思いつくのは百々千代の不老不死に関することだろう。
じっと百々千代が言葉を発するのを待つ。
そんな空気の中で百々千代は、
「え?別に?ただ遊びに来ただけだよ?そう言ったじゃん」
と、あっけらかんと言った。
「「は!?」」
想夢と妹紅の声が重なる。
「あれだけ意味深に言っておいて!?」
「何を言っているのかね君ィ?あんだけギャグパートで話を進めてきたのに
そんなにいきなりシリアスになるワケないじゃないか」
慌てる想夢に対してなんだか腹の立つ表情をしている百々千代。
「はぁ、とりあえず飲み物持ってくる」
溜息をつき、妹紅は部屋の奥へと入っていった。
「大丈夫?もしかしかして怒らせたんじゃないの?」
「ダイジョーブダイジョーブ、ああ見えて面倒見のいいヤツなんだよ?」
「そうだね、現に今思いっきり面倒かけてるんだもんね」
少しすると、妹紅がお盆を手に戻って来た。
お盆の上には飲み物の入ったコップと茶菓子の皿が乗っている。
「はい、麦茶でいい?」
「あ、どうも」
「あんがとねー」
妹紅の用意した麦茶を飲んで一息つく。
「それで、本当に遊びに来ただけ?何かの用事とかじゃなくて?」
「うん、ただ遊びに来ただけー。
強いて言うなら想夢君の紹介をするためだよ」
しつこく確認する妹紅だが、百々千代は遊びに来ただけとしか言わない。
そうしてしばらく3人で話していた。
・・・・・・・・・
「それじゃあそろそろ帰ろうか?想夢君、車椅子押してー」
日が傾く夕方近く、晩御飯の時間も近くなってきたので帰ることにした。
「送ってくよ。
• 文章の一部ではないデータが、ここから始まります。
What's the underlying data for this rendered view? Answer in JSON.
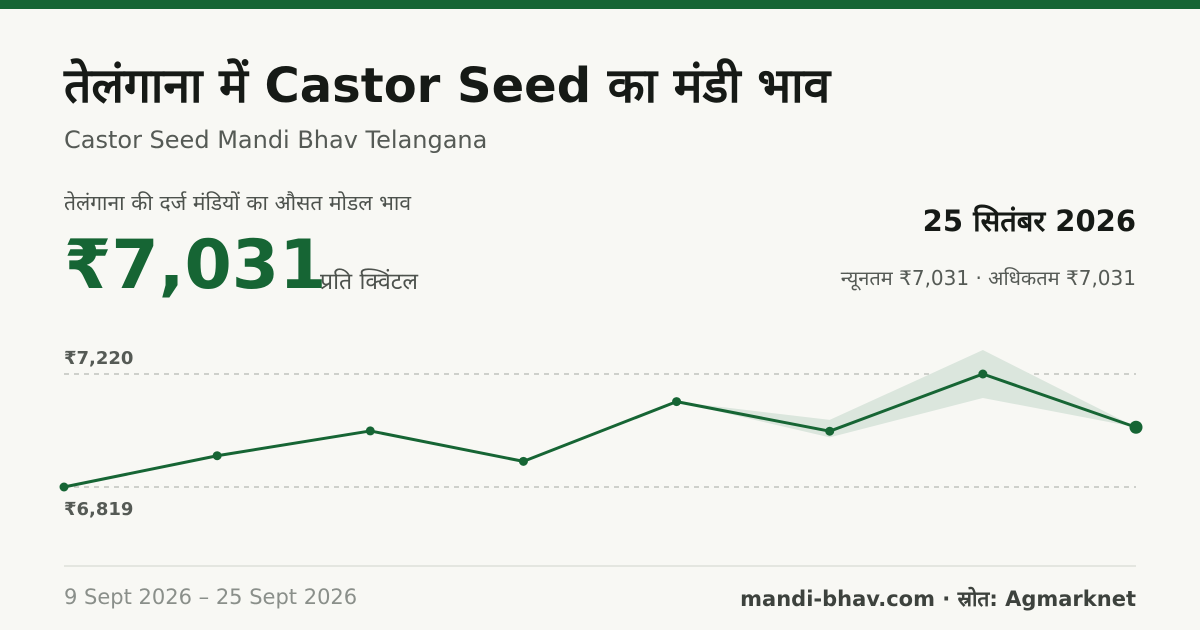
{
  "header": {
    "title": "तेलंगाना में Castor Seed का मंडी भाव",
    "subtitle": "Castor Seed Mandi Bhav Telangana",
    "avg_label": "तेलंगाना की दर्ज मंडियों का औसत मोडल भाव",
    "price": "₹7,031",
    "unit": "प्रति क्विंटल",
    "date": "25 सितंबर 2026",
    "range": "न्यूनतम ₹7,031 · अधिकतम ₹7,031"
  },
  "footer": {
    "date_range": "9 Sept 2026 – 25 Sept 2026",
    "source": "mandi-bhav.com · स्रोत: Agmarknet"
  },
  "colors": {
    "accent": "#166534",
    "band": "#dbe6dd",
    "gridline": "#bfc3bd"
  },
  "chart_data": {
    "type": "line",
    "ylim": [
      6819,
      7220
    ],
    "ytick_labels": [
      "₹7,220",
      "₹6,819"
    ],
    "values": [
      6819,
      6930,
      7018,
      6910,
      7122,
      7017,
      7220,
      7031
    ],
    "band_low": [
      6819,
      6930,
      7018,
      6910,
      7122,
      6995,
      7135,
      7031
    ],
    "band_high": [
      6819,
      6930,
      7018,
      6910,
      7122,
      7057,
      7305,
      7031
    ],
    "grid": true,
    "legend": "none"
  }
}
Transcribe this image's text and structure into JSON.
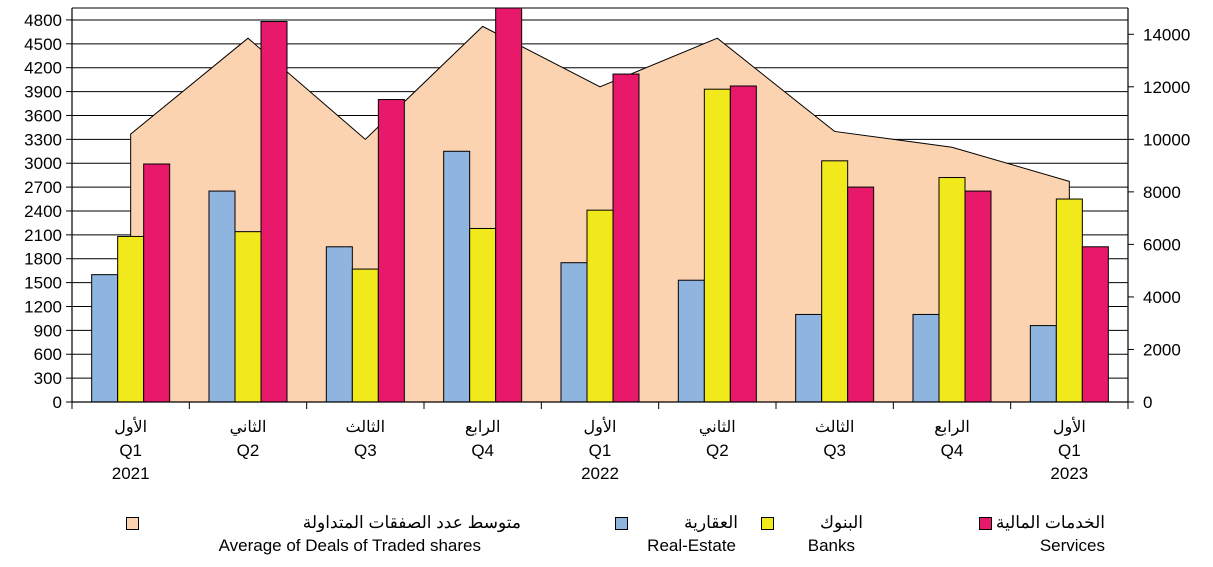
{
  "chart_data": {
    "type": "bar",
    "categories": [
      {
        "ar": "الأول",
        "q": "Q1",
        "year": "2021"
      },
      {
        "ar": "الثاني",
        "q": "Q2",
        "year": ""
      },
      {
        "ar": "الثالث",
        "q": "Q3",
        "year": ""
      },
      {
        "ar": "الرابع",
        "q": "Q4",
        "year": ""
      },
      {
        "ar": "الأول",
        "q": "Q1",
        "year": "2022"
      },
      {
        "ar": "الثاني",
        "q": "Q2",
        "year": ""
      },
      {
        "ar": "الثالث",
        "q": "Q3",
        "year": ""
      },
      {
        "ar": "الرابع",
        "q": "Q4",
        "year": ""
      },
      {
        "ar": "الأول",
        "q": "Q1",
        "year": "2023"
      }
    ],
    "series": [
      {
        "key": "real_estate",
        "name_ar": "العقارية",
        "name": "Real-Estate",
        "color": "#8eb4df",
        "axis": "left",
        "values": [
          1600,
          2650,
          1950,
          3150,
          1750,
          1530,
          1100,
          1100,
          960
        ]
      },
      {
        "key": "banks",
        "name_ar": "البنوك",
        "name": "Banks",
        "color": "#f1e91b",
        "axis": "left",
        "values": [
          2080,
          2140,
          1670,
          2180,
          2410,
          3930,
          3030,
          2820,
          2550
        ]
      },
      {
        "key": "services",
        "name_ar": "الخدمات المالية",
        "name": "Services",
        "color": "#e8186a",
        "axis": "left",
        "values": [
          2990,
          4780,
          3800,
          4950,
          4120,
          3970,
          2700,
          2650,
          1950
        ]
      }
    ],
    "area_series": {
      "key": "avg_deals",
      "name_ar": "متوسط عدد الصفقات المتداولة",
      "name": "Average of Deals of Traded shares",
      "color": "#fcd3b0",
      "axis": "right",
      "values": [
        10200,
        13850,
        10000,
        14300,
        12000,
        13850,
        10300,
        9700,
        8400
      ]
    },
    "left_axis": {
      "min": 0,
      "max": 4950,
      "ticks": [
        0,
        300,
        600,
        900,
        1200,
        1500,
        1800,
        2100,
        2400,
        2700,
        3000,
        3300,
        3600,
        3900,
        4200,
        4500,
        4800
      ]
    },
    "right_axis": {
      "min": 0,
      "max": 15000,
      "ticks": [
        0,
        2000,
        4000,
        6000,
        8000,
        10000,
        12000,
        14000
      ]
    },
    "grid": true,
    "legend_position": "bottom"
  }
}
日が落ちると活発になる妖怪もいるし、
お前もその腕じゃあ戦えるか心配だし」
よっこいせと妹紅が立ち上がる。
まあ確かに片腕での戦闘なんてしたくないので妹紅の申し出をありがたく受け取ることにする。
竹林の中を3人で歩く。
正確には歩いているのは2人だけだが。
妹紅が道を知っているので、帰りは行きと比べるとスムーズに帰ってこれた。
「それじゃ、後はもう大丈夫だろうし、私は戻るわ」
「え?あぁ、はい」
「またねー」
永遠亭の近くまで来ると妹紅はそこで案内を終えて帰ってしまった。
「妹紅って、永遠亭の人と仲悪いの?」
「いんや、永遠亭の人っつーかかぐや姫と?
仲が悪いって言い方が合ってるのかどうか分からないけど、
会ったらケンカしちゃうくらいには犬猿らしいよ?
さすがに人送ってる最中にケンカなんてしたらシャレにならんし、
そうなる前に帰っておこうって考えじゃない?」
「ふーん、そんなにヤバイの?そのケンカって?」
「2人共不老不死だからね。
普通の人なら簡単に死んじゃうようなレベルのこともわりとやるよ」
「うわぁ・・・」
自分で聞いたことではあるが、想夢は軽く引いてしまった。
永遠亭は比較的平和だと思っていたらそうでもないようだ。
この幻想郷に平和な場所など存在しないのか・・・。
「あーそうだ、想夢君」
「ん?」
永遠亭の中にに入る直前、百々千代が車椅子を押す想夢の手を止めた。
「妹紅ちゃんにはああ言ったけどさ、
本当は今日妹紅ちゃんの家に行ったことにはちゃんと意味があったんだよ?」
「え?」
「君を連れて遊びに行くこと自体が意味になってるのさ。
ふざけたカンジで言っちゃったけど、君を妹紅ちゃんに紹介すること。
それが1番の目的だよ」
「それってどういう・・・」
「仲良くしてやってね?」
百々千代はにいっと笑顔で問いかける。
まるで答えを最初から知っているかのように。
「それじゃ、早く家ン中入ろ?今日の晩御飯はなんだろうね?」
「はは」
さっきまでの意味深な態度はどこへやら。
想夢は苦笑いを浮かべながら車椅子を押して永遠亭へと入っていった。
・・・・・・・・・
その日の夜。
晩御飯を終えた百々千代が部屋に戻ると、1通の封筒が机の上に置いてあった。
万十寺百々千代様。
手紙にはそう書かれているが、差出人の名前はなかった。
「・・・」
そんな怪しい手紙を、百々千代はためらいなく開けて中身を取り出す。
出てきたのは1枚の手紙だった。
手紙にはただ1文だけ、
もうすぐ準備が完了しそうです
とだけ書かれていた。
「ふうん、そっかそっか。それはまあ、嬉しいことなんだろうねえ」
誰が聞いているわけでもない。誰が見ているわけでもない。
それでも身振り手振りは大げさに、百々千代は笑う。
「まあ、ボクにはきっと関係のなくなる話だろうねえ」
そう言って百々千代は手紙を丸めてゴミ箱に捨てた。